Several key questions about SUMF2 remain unresolved. Here are methodological approaches to address these knowledge gaps:

• Question: How does SUMF2 expression change in response to cellular stress?

  • Experimental Design:

    • Subject cells to various stressors (ER stress, oxidative stress, hypoxia)

    • Use SUMF2 antibodies for Western blot and IF to quantify expression changes

    • Correlate with markers of stress response pathways

    • Include time-course analysis to capture dynamic changes

• Question: What is the tissue-specific interactome of SUMF2?

  • Experimental Design:

    • Perform tissue-specific immunoprecipitation with SUMF2 antibodies

    • Combine with mass spectrometry to identify tissue-specific binding partners

    • Validate key interactions with co-immunoprecipitation and proximity ligation assays

    • Compare interactomes between normal and disease states

• Question: How does SUMF2 trafficking between cellular compartments regulate its function?

  • Experimental Design:

    • Use subcellular fractionation followed by Western blotting with SUMF2 antibodies

    • Perform live-cell imaging with fluorescently labeled SUMF2 antibodies

    • Track changes in localization in response to signaling events

    • Correlate with functional outcomes on sulfatase activities

• Question: What is the specific role of SUMF2 in inflammatory diseases beyond asthma?

  • Experimental Design:

    • Analyze SUMF2 expression in tissue samples from various inflammatory conditions

    • Use standardized IHC scoring methods to quantify expression

    • Correlate with disease severity markers and inflammatory cytokines

    • Perform functional studies in relevant cell culture models

• Question: How do post-translational modifications affect SUMF2 function?

  • Experimental Design:

    • Combine immunoprecipitation with SUMF2 antibodies and mass spectrometry

    • Identify specific modification sites and types

    • Generate modification-specific antibodies if available

    • Create mutation constructs to assess functional impacts of modifications

What are the emerging applications of SUMF2 antibodies in therapeutic development and biomarker discovery?

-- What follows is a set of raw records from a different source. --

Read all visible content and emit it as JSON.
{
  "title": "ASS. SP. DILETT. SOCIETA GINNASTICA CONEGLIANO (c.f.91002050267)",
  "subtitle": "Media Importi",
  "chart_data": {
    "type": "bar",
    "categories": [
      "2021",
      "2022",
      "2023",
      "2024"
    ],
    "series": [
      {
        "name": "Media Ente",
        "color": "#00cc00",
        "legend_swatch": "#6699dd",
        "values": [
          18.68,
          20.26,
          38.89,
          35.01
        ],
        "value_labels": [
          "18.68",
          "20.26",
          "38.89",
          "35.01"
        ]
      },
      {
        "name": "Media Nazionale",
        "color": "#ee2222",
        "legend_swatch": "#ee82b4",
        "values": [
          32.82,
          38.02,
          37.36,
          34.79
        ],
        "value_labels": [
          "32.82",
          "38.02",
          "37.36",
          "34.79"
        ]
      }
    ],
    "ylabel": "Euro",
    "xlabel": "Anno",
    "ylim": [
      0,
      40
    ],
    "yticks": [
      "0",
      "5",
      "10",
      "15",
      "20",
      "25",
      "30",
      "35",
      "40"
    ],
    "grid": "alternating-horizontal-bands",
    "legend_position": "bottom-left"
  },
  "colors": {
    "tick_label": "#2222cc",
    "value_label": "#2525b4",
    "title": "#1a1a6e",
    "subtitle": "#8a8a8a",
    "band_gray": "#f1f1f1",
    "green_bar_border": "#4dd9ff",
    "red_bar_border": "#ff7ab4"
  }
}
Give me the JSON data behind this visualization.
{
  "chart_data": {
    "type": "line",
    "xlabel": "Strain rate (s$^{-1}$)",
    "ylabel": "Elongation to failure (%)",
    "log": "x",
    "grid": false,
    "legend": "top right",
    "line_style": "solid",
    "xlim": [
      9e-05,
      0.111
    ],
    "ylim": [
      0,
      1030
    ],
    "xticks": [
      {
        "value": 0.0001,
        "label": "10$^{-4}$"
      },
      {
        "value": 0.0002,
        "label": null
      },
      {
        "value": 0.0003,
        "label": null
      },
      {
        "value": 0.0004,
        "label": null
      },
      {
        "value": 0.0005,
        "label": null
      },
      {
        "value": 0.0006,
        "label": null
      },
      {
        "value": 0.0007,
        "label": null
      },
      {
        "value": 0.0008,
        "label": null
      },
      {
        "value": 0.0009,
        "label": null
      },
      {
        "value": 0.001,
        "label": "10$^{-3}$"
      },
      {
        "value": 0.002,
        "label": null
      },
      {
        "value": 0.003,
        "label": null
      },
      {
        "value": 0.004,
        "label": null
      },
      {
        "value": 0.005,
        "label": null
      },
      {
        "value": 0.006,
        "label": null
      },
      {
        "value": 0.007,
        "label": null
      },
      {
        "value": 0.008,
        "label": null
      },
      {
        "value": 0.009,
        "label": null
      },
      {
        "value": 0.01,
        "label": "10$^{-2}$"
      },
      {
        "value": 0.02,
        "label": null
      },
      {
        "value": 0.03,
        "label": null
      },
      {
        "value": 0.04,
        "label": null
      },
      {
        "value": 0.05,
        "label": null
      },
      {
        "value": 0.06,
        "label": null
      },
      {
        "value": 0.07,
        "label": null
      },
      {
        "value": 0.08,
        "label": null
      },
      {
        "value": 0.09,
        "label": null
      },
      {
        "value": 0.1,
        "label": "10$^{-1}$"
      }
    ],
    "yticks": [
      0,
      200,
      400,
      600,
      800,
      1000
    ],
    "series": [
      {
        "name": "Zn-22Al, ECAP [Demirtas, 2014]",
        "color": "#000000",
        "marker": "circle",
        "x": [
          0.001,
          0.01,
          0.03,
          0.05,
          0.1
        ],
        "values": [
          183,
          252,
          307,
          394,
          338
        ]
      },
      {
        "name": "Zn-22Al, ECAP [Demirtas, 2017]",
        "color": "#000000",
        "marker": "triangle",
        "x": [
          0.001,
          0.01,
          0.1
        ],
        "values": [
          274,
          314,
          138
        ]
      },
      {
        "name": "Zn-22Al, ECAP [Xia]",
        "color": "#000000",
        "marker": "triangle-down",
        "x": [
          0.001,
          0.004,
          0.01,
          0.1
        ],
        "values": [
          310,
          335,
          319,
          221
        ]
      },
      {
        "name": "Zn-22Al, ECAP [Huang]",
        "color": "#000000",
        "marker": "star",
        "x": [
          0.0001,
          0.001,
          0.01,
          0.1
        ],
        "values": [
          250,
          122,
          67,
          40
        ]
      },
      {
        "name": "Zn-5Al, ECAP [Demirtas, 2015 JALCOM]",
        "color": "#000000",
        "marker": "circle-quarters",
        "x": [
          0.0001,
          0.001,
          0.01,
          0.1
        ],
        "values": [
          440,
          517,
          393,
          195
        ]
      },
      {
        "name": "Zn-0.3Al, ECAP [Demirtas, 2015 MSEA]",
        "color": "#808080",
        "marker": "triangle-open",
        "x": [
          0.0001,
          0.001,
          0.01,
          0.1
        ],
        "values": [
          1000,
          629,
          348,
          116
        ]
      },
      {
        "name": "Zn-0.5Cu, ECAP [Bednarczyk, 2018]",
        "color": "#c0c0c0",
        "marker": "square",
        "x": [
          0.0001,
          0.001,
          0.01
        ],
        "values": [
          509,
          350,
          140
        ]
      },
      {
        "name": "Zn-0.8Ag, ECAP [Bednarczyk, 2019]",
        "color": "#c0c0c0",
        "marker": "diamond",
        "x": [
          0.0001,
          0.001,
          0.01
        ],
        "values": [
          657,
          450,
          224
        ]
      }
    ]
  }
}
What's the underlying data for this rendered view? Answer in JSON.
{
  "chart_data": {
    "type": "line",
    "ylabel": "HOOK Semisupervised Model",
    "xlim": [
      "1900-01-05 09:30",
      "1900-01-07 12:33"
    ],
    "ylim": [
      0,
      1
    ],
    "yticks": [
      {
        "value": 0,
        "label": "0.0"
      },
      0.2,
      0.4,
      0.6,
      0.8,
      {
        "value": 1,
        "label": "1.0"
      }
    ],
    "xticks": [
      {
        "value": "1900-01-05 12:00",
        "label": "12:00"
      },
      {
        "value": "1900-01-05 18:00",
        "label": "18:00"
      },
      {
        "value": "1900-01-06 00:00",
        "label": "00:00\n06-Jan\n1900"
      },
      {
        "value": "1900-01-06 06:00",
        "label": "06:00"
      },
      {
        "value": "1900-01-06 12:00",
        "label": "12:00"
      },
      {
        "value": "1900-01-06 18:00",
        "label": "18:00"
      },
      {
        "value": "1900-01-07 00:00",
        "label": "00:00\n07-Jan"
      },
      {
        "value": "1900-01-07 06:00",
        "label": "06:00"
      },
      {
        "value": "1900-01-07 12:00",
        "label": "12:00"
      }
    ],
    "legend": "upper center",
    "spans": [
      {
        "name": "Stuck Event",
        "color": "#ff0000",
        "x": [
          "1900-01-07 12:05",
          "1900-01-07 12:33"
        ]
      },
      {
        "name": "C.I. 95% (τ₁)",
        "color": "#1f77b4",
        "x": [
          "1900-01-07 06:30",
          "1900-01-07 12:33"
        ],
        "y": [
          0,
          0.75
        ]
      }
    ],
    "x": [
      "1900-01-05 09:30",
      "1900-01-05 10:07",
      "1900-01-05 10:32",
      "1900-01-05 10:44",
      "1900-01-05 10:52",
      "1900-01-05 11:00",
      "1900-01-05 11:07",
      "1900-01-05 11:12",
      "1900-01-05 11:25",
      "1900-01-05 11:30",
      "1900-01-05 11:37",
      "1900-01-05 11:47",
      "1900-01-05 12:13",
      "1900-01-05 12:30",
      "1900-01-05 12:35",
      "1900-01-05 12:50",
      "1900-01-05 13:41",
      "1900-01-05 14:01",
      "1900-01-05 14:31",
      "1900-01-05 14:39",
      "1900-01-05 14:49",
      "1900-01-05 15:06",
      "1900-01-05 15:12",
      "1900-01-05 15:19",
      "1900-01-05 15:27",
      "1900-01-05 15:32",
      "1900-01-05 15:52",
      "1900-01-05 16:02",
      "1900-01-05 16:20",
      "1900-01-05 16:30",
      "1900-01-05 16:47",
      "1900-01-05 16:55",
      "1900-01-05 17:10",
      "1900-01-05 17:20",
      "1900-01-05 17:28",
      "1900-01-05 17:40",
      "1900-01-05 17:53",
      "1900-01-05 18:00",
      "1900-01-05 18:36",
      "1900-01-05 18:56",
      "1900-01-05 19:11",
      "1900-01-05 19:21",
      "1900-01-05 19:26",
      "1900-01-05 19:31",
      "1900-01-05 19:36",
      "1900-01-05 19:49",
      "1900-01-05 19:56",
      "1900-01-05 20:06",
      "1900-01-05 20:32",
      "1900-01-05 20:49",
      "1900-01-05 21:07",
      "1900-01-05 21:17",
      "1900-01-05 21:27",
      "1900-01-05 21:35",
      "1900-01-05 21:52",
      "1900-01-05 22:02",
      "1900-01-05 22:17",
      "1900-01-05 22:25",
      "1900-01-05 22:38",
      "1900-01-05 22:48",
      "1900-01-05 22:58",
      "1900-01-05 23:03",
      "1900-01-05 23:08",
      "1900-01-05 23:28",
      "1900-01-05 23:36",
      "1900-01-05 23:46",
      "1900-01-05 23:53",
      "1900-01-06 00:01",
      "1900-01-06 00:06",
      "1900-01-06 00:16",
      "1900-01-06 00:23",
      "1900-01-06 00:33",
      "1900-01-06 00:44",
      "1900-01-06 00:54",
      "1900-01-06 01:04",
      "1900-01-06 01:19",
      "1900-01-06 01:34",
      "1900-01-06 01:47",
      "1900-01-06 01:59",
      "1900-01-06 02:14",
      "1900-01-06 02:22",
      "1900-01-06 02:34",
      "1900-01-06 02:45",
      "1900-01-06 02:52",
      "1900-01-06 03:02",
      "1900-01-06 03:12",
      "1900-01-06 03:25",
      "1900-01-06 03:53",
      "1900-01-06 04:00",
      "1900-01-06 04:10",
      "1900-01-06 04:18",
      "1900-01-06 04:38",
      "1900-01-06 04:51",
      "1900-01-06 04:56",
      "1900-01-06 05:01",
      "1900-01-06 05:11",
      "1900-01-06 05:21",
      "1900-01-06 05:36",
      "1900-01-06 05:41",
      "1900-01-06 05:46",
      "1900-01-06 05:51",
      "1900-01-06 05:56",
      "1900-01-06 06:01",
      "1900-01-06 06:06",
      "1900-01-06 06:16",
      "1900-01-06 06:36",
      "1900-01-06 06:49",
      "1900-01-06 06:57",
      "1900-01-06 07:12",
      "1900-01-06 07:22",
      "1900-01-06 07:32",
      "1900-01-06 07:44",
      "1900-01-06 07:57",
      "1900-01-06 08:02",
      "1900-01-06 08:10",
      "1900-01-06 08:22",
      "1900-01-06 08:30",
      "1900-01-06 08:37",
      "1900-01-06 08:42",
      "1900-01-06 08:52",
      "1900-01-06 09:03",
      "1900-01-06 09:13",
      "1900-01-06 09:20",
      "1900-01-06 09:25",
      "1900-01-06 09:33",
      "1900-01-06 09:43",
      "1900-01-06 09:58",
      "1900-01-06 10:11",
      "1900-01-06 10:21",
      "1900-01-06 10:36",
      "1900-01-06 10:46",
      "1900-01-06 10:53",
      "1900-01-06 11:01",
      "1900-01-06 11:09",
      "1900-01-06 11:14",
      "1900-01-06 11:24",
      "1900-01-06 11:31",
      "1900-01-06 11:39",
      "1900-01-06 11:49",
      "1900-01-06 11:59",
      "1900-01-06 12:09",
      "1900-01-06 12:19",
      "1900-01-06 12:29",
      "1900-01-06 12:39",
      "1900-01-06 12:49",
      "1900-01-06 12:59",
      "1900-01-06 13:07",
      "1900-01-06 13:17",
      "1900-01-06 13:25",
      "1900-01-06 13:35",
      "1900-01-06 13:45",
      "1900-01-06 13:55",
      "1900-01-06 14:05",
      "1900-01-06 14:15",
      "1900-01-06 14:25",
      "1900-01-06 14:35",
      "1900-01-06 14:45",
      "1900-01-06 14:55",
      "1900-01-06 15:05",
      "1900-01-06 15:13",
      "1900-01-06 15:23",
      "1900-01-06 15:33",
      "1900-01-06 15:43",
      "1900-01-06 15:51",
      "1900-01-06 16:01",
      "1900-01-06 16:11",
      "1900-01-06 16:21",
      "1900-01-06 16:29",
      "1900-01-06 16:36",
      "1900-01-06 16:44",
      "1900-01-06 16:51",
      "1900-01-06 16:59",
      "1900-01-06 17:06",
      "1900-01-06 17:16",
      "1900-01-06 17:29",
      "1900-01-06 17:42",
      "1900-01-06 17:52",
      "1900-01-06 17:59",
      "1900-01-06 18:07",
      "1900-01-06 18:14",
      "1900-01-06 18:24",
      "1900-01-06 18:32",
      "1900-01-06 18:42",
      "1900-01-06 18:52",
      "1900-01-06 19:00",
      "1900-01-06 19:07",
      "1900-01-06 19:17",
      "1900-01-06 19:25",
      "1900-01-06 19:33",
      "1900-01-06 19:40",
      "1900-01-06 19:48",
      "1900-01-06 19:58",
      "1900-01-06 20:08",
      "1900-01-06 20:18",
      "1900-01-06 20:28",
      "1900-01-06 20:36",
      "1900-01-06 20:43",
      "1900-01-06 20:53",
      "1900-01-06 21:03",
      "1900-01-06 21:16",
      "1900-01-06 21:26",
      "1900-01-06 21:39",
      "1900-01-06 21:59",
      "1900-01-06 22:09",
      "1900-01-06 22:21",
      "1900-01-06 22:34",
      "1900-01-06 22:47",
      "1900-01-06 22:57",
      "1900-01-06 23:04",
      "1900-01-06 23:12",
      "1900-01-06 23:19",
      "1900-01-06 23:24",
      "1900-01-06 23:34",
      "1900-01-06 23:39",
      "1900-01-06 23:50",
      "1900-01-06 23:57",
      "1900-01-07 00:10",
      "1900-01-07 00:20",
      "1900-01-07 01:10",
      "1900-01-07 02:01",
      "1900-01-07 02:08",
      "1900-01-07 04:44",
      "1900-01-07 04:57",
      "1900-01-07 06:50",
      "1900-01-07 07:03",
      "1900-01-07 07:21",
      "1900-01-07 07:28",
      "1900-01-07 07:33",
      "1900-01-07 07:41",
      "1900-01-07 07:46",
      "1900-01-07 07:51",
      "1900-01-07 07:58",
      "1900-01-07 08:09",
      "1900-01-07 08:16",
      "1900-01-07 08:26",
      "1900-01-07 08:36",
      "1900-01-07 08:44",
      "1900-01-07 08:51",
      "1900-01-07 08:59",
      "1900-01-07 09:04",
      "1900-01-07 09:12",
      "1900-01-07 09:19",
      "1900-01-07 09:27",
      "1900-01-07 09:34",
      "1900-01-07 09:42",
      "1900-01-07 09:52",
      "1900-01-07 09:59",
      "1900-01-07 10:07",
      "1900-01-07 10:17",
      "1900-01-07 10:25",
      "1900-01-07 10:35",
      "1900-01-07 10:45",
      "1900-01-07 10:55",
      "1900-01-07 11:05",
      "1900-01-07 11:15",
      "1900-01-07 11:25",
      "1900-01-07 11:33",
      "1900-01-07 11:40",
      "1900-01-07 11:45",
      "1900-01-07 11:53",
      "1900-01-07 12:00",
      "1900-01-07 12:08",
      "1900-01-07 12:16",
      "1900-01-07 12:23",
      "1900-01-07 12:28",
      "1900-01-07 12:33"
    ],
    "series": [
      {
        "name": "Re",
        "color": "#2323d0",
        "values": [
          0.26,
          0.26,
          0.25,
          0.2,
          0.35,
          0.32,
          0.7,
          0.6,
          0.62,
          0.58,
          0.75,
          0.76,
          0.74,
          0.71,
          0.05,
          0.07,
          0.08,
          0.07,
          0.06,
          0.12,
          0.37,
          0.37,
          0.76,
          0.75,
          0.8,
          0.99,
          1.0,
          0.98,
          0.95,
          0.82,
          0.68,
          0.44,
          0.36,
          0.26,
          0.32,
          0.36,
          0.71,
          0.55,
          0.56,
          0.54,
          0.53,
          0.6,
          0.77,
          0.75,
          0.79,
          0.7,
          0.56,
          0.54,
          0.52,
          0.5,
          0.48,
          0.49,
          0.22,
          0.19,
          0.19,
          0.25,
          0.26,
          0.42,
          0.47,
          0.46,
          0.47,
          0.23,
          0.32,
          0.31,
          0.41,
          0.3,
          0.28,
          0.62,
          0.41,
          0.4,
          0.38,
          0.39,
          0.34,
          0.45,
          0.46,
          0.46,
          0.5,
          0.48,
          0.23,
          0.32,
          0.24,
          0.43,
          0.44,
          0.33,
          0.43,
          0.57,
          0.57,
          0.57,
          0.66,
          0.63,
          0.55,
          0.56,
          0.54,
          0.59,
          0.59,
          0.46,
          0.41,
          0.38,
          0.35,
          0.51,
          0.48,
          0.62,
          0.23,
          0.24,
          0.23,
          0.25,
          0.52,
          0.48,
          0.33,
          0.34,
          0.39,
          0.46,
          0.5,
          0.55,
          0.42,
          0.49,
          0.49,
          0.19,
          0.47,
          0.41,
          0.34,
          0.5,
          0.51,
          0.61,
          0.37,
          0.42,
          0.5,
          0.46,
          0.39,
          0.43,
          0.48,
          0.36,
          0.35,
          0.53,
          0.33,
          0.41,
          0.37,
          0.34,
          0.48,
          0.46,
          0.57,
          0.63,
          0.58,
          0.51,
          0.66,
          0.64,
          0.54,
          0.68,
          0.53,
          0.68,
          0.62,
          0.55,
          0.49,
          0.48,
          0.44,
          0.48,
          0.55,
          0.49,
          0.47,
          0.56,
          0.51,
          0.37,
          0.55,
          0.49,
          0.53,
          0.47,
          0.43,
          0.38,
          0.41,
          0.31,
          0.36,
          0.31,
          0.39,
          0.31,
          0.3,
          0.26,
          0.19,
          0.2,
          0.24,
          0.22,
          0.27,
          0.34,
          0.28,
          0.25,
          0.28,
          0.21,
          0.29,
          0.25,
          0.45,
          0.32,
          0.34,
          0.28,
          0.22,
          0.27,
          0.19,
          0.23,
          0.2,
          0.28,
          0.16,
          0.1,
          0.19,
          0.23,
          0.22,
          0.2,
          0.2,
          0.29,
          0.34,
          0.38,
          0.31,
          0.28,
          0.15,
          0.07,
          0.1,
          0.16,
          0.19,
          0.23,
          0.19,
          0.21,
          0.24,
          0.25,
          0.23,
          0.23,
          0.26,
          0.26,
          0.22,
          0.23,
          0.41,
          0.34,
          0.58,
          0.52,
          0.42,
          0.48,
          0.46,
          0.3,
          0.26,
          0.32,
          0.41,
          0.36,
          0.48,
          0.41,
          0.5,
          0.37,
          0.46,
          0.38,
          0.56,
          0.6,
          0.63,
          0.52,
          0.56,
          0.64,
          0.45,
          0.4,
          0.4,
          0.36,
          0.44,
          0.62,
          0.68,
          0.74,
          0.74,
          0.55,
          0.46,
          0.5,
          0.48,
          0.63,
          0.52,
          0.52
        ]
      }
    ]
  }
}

SUMF2 antibodies show promise for several emerging research applications with potential clinical relevance:

• Biomarker Development:

  • SUMF2 expression patterns could serve as diagnostic or prognostic biomarkers in diseases involving sulfatase dysregulation

  • Standardized immunohistochemical scoring of SUMF2 in patient samples may correlate with disease progression or treatment response

  • Multi-marker panels including SUMF2 and interacting partners might provide more comprehensive diagnostic information

• Therapeutic Target Validation:

  • SUMF2 antibodies can help validate this protein as a potential therapeutic target

  • In asthma research, the interaction between SUMF2 and IL-13 suggests potential for intervention in allergic inflammation

  • Blocking or enhancing SUMF2 function could modulate sulfatase activities in conditions where these enzymes are dysregulated

• Drug Mechanism Studies:

  • SUMF2 antibodies can help elucidate the mechanisms of drugs targeting sulfatase pathways

  • Monitor changes in SUMF2 expression, localization, or interactions in response to therapeutic interventions

  • Provide biomarkers for target engagement in clinical trials

• Personalized Medicine Approaches:

  • Evaluate SUMF2 expression patterns in patient samples to guide treatment decisions

  • Identify patient subgroups that might benefit from therapies targeting SUMF2-related pathways

  • Develop companion diagnostics using SUMF2 antibodies for targeted therapies

• Novel Antibody-Based Therapeutics:

  • Development of function-modulating antibodies targeting SUMF2

  • Creation of antibody-drug conjugates for targeted delivery to cells with aberrant SUMF2 expression

  • Engineering of bispecific antibodies targeting SUMF2 and interacting partners simultaneously

The research into SUMF2's interaction with IL-13 in asthma models represents a particularly promising direction, as stated in the literature: "The mechanism of SUMF2 against allergic inflammation requires further study" , indicating an important avenue for future therapeutic development.